S&P 500 sees worst weekly drop since March
A breakdown in high-yield bonds that began five days ago showed up in equities as stocks with worst credit ratings led losses and balance sheet health separated winners from losers
US equity traders grown accustomed to docile markets were shaken awake as tension over North Korea escalated, sending the S&P 500 to the largest weekly drop since March.
Those with an eye on the credit markets probably had an easier time navigating the carnage. A breakdown in high-yield bonds that began five days ago showed up in equities as stocks with the worst credit ratings led losses and balance sheet health separated the winners from losers.

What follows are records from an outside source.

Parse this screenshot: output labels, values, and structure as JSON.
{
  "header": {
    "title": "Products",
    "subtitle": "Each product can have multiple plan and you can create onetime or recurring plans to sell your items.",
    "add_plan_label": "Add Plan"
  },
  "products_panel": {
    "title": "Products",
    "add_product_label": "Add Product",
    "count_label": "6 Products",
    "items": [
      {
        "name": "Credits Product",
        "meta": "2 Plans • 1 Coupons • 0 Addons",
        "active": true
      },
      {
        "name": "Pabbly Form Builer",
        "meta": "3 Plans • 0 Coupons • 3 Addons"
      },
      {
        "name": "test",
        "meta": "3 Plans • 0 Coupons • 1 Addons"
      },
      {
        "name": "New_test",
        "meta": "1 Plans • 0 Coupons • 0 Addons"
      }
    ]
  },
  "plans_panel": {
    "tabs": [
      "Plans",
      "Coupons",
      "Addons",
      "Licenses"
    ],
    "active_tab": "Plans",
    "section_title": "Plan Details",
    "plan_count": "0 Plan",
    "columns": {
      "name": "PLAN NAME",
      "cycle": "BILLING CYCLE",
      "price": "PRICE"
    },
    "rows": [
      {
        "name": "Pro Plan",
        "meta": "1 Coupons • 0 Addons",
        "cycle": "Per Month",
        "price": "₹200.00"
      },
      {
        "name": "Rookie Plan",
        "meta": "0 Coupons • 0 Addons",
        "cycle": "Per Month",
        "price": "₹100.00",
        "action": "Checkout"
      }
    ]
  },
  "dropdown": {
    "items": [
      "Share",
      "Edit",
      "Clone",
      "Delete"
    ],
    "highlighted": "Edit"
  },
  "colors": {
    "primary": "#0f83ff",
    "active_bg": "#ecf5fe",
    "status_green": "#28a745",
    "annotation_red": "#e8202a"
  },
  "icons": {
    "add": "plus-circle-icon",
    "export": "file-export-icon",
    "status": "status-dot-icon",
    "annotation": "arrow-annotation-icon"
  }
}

Exchange-traded funds tracking large-cap equities and speculative debt fell by nearly identical amounts in the week. Data compiled by Bloomberg showed the division within the S&P 500, where companies with bond ratings below investment grade lost 3.4% on average, more than twice the 1.3% loss for higher-rated ones. Bloomberg
Gold surges to highest since early June
Gold futures extended gains to a nine-week high after a report showed US consumer prices rose less than expected, weakening the case for the Federal Reserve to raise interest rates.
Bullion futures for December delivery rose 0.3% to settle at $1,294 an ounce at 1:48pm on the Comex in New York. That’s the highest close for a most active contract since 6 June. It earlier added as much as 0.6% to $1,298.10. The metal climbed 2.3% this week, posting the fourth weekly gain in five.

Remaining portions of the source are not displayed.